Thursday, February 05, 2009

Driveless

-5th February 2009
-Thursday
-11.53pm

Another day has come to an end. Back in KL currently but I'm still having the new year mood. This year or rather for the past 6 months, I just attended class like a robot, went for tutorials as usual but how much I actually absorbed into my brain is a different issue. I didn't do any assignments and sometimes skipped a few classes. I am lazy this whole term and driveless as well. I have no push and drive to do anything.

Exams are in May and honestly I don't really have much time left but still I feel darn lazy to open the books to study.

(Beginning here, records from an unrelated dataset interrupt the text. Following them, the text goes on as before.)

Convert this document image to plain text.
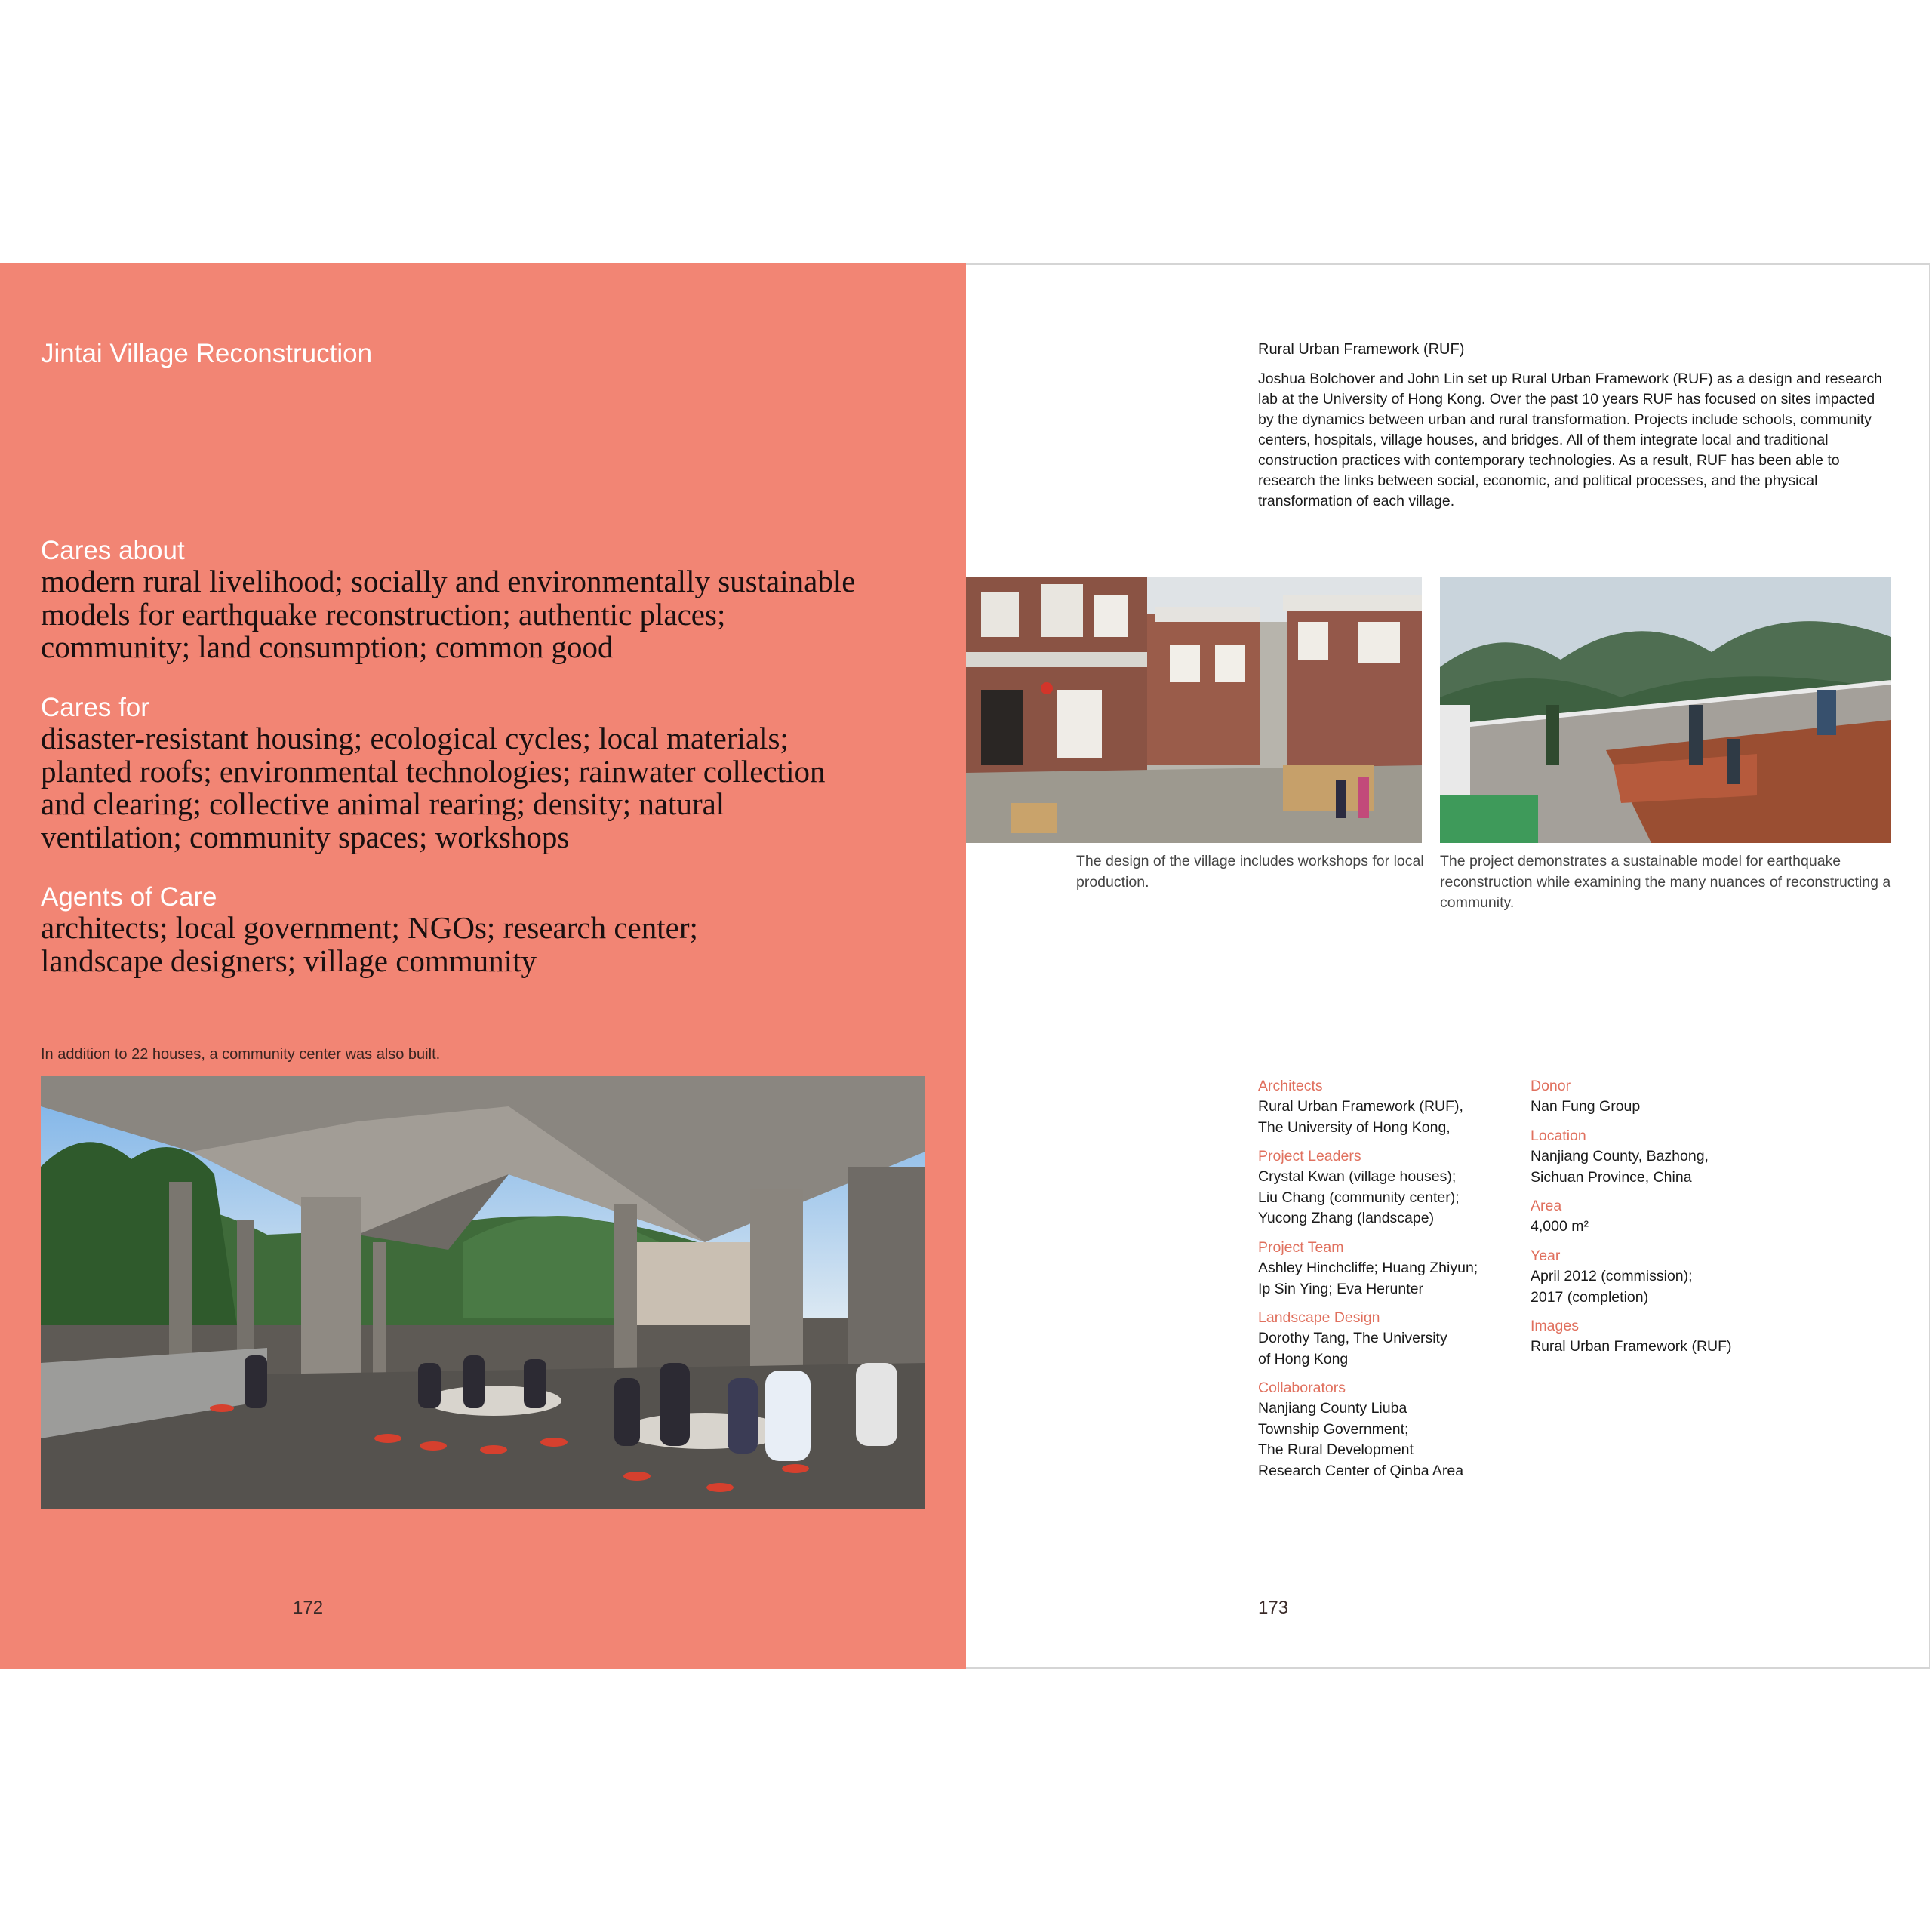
Jintai Village Reconstruction
Cares about
modern rural livelihood; socially and environmentally sustainable models for earthquake reconstruction; authentic places; community; land consumption; common good
Cares for
disaster-resistant housing; ecological cycles; local materials; planted roofs; environmental technologies; rainwater collection and clearing; collective animal rearing; density; natural ventilation; community spaces; workshops
Agents of Care
architects; local government; NGOs; research center; landscape designers; village community
In addition to 22 houses, a community center was also built.
172
Rural Urban Framework (RUF)
Joshua Bolchover and John Lin set up Rural Urban Framework (RUF) as a design and research lab at the University of Hong Kong. Over the past 10 years RUF has focused on sites impacted by the dynamics between urban and rural transformation. Projects include schools, community centers, hospitals, village houses, and bridges. All of them integrate local and traditional construction practices with contemporary technologies. As a result, RUF has been able to research the links between social, economic, and political processes, and the physical transformation of each village.
The design of the village includes workshops for local production.
The project demonstrates a sustainable model for earthquake reconstruction while examining the many nuances of reconstructing a community.
Architects
Rural Urban Framework (RUF),
The University of Hong Kong,
Project Leaders
Crystal Kwan (village houses);
Liu Chang (community center);
Yucong Zhang (landscape)
Project Team
Ashley Hinchcliffe; Huang Zhiyun;
Ip Sin Ying; Eva Herunter
Landscape Design
Dorothy Tang, The University
of Hong Kong
Collaborators
Nanjiang County Liuba
Township Government;
The Rural Development
Research Center of Qinba Area
Donor
Nan Fung Group
Location
Nanjiang County, Bazhong,
Sichuan Province, China
Area
4,000 m²
Year
April 2012 (commission);
2017 (completion)
Images
Rural Urban Framework (RUF)
173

Sometimes thinking bout the exam fees does scare me...paid RM 4 K plus for it and tuition fees for 1 year is RM 5.5 K. With that in mind, I guess I should really study and not waste that money.
I was happy and contented beginning of last year till my exams as J was always or most of the time by my side. His trips to China and HK usually were 2 to 3 weeks max and he will be with me another 2 to 3 weeks or more before he flies to his next destination. I was happy with that arrangement. My mind was free from missing him and I was happily doing my revision while waiting for his return.

I know I sound pathetic because everything about me revolves around only J...J...and J. It's not really true but I would say my life would just crumble without J. Ever since J started working in NZ, I knew my life and our relationship was going to take a terrible turn. J has never ever stayed in any country for such a long period of time and being girls..like they say girls intuition, I knew that somehow J was going to be there for a very long time and no doubt J mentioned the other day he might need to be in NZ for at least 1 to 2 years. My whole life crashed as soon I heard that. I kept quiet but I was crying. I was in grieve. I am too now as I blog. I don't know how I am going to pull through my exams but I just got to.

Monday, February 02, 2009

Depression

-2nd February 2009
-Monday
-5.03pm

I'm so bored back home in Melaka but hey, I get to save lots by eating at home and not paying for anything when we go out to eat. It just dawned on me today why lately I've been putting on back my weight again is perhaps I'm just sad. For the last six month after J left for NZ, I put on the kilos slowly by slowly.First it was 1 kg then 2 kilos fluctuating between there and now after the NZ trip I lost 2 kilos then now New Year and I weigh myself today and got a shock. I'm 58 kilos. OMG! I used to weigh 51 kilos during my secondary school days and after graduation, I started to put on weight till around 57 kilos. Later, I went on a Youth Exchange Programme to Brazil for 1 year and before I knew it, I came home weighing around 63 kilos. I thought I could loose weight again but somehow the good food in Malaysia made me even fatter till 65 kilos. Occasionally, my weight would fluctuate all the way till 67 kilos. Then, I decided I am not going to live like this forever. I wanted to look good, I wanted to be able to get clothes easier, I wanted to make my bf proud to have a beautiful gf so I got myself into a slimming programme as soon as I got to KL to study.
It was then I slowly shed the kilos and after around 8 months I was weighing 52 kilos and I thought I was the happiest person on earth. I gained self confidence and I could just walk into a shop and getting clothes was much easier. My weight fluctuated to around 54 to 55 kilos and I was still quite happy with it. Then it all started when I had exam stress and J left for NZ my weight would fluctuate up and down. I went for treatment regularly but I know I did not have any more discipline. I was depressed, stressed, sad and just down all the time. Food was my only way of comfort and happiness. After my NZ trip I was like 58.7. I was shocked to the maximum. I went for treatment and came out at the weight of 57.6 kilos. I finally dropped to 57 kilos but who can imagine Chinese New Year was just round the corner. Aiyo, now I dare not even try to weigh myself. I drank the slimming coffee everyday without fail till I got my nose bleed as it is quite heaty. I didn't eat carbo at night and I ate so much fruits and vegetables but still I have no idea how I was able to put on weight. Pathetic !!!!
As soon as I go back to KL , I need to be really on crash diet. I don't want to go back being the old me though J likes me that way better (he said better to hug) but I don't care. I'm doing it for myself.